What has them tearing through their back catalogues are claims by Kohnstamm, who contributed to a few of Lonely Planet's South American guides, that he embellished, plagiarised, and in some cases plain old made up the information he committed to the "backpackers' bible".
It's become a pretty big deal - he claims he sold drugs to supplement his income, and didn't even visit Colombia, despite contributing to the guidebook (a claim he's since retracted). But for me, the biggest surprise wasn't that some of the information in the old LP might be made up - but that it's taken this long for someone to blow the whistle on it.

And even still, I don't think there's much cause for concern, with either Kohnstamm's claims, or the quality of guidebooks. For starters, let's not forget that Kohnstamm readily admits to embellishing his work for Lonely Planet, so it's pretty easy to believe he's lent that same imagination to his recent work. And even if what he says is true - is it so bad? The problem is that travellers treat the word of their guidebooks as gospel. How many times have you heard a traveller get told by a local that such-and-such a restaurant doesn't exist, only for them to reply: "But my guidebook says it does." Guidebooks are supposed to be just that: a guide. (Although "Rough" Guides further downplay their significance.) It's the travellers themselves who decide to cling to them like some sort of papery life preserver. If you do everything your guidebook tells you to do - like, say, only eat pho in the one restaurant it recommends to you in Hanoi - then you deserve what you get.

I usually have a guidebook on hand when I travel, if for nothing else than to read up on the history of a place, and look at the occasional map. I've found plenty of the information really helpful, and plenty of it completely wrong. In a lot of those cases it's not the fault of the publisher, as most books are only reprinted every two years. So if you pick one up towards the end of its cycle, the information is nearly two years old, meaning most of the hotels, restaurants and bars have either closed or changed hands (or rested on their laurels having attained the all-powerful LP inclusion), and everything has gone up in price. Occasionally I've found genuine errors, like a town appearing on the wrong side of an island on one of their maps, but nothing that asking someone on the street wouldn't fix. I reckon guidebooks are a lot like Contiki tour leaders - and trust me, having basically been one of those myself, that's not much of a compliment.
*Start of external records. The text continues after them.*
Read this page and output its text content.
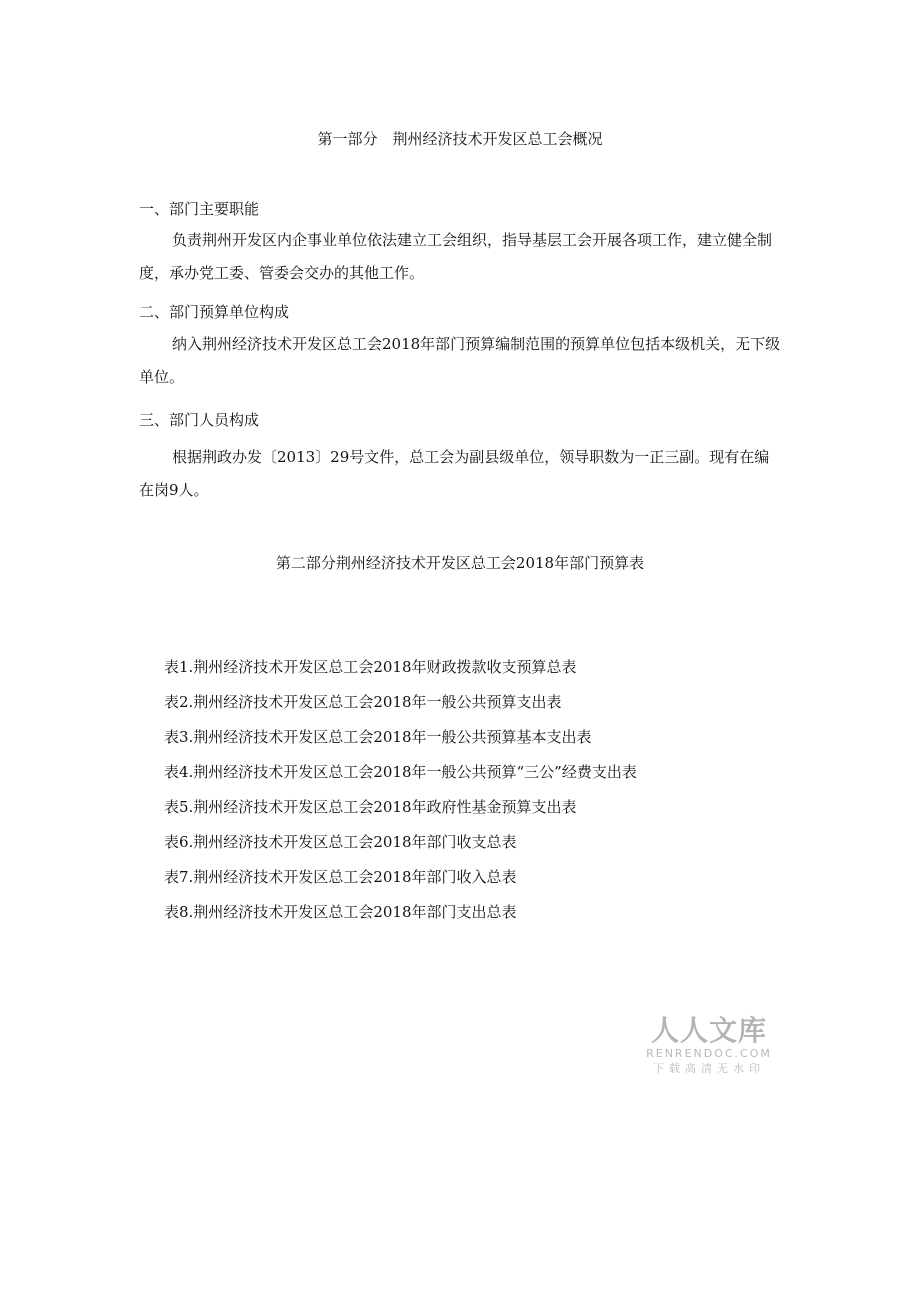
第一部分　荆州经济技术开发区总工会概况
一、部门主要职能
负责荆州开发区内企事业单位依法建立工会组织，指导基层工会开展各项工作，建立健全制度，承办党工委、管委会交办的其他工作。
二、部门预算单位构成
纳入荆州经济技术开发区总工会2018年部门预算编制范围的预算单位包括本级机关，无下级单位。
三、部门人员构成
根据荆政办发〔2013〕29号文件，总工会为副县级单位，领导职数为一正三副。现有在编在岗9人。
第二部分荆州经济技术开发区总工会2018年部门预算表
表1.荆州经济技术开发区总工会2018年财政拨款收支预算总表
表2.荆州经济技术开发区总工会2018年一般公共预算支出表
表3.荆州经济技术开发区总工会2018年一般公共预算基本支出表
表4.荆州经济技术开发区总工会2018年一般公共预算“三公”经费支出表
表5.荆州经济技术开发区总工会2018年政府性基金预算支出表
表6.荆州经济技术开发区总工会2018年部门收支总表
表7.荆州经济技术开发区总工会2018年部门收入总表
表8.荆州经济技术开发区总工会2018年部门支出总表
人人文库
RENRENDOC.COM
下载高清无水印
Like a tour leader, a successful guidebook has to create the illusion of being all-knowing, the highest authority on its chosen topic. That makes nervous rookie travellers feel a bit safer about diving into the big wide world. Most of the time, however, it's all bluff and bluster. Tour leaders and travel writers alike are not paid enough to see every destination properly, and sometimes have to call on their creative skills on particularly obscure points. But that's the way guided travel - whether it's with a person or a book - works. You've gotta fake it a little bit, and as long as everyone has fun and gets home safely, there's no problem. The joke here is really on the travellers who treat their guidebook like the bible. After all (to hopelessly misquote Monty Python): travel writers aren't the Messiah - in some cases at least, they're very naughty boys.

Note: On the subject of Lonely Planet Guidebooks, the latest Cambodia version has been written and is with the LP team in Melbourne for final editing before a release later this year. It'll be the sixth edition of the Cambodia book, the last being published in August 2005, and the first in September 1992. One of the original authors, Daniel Robinson has returned to team up with regular in-country author Nick Ray to pen an expanded edition this time around. Also look out soon for a brand new book on Siem Reap and Angkor, also from the LP stable.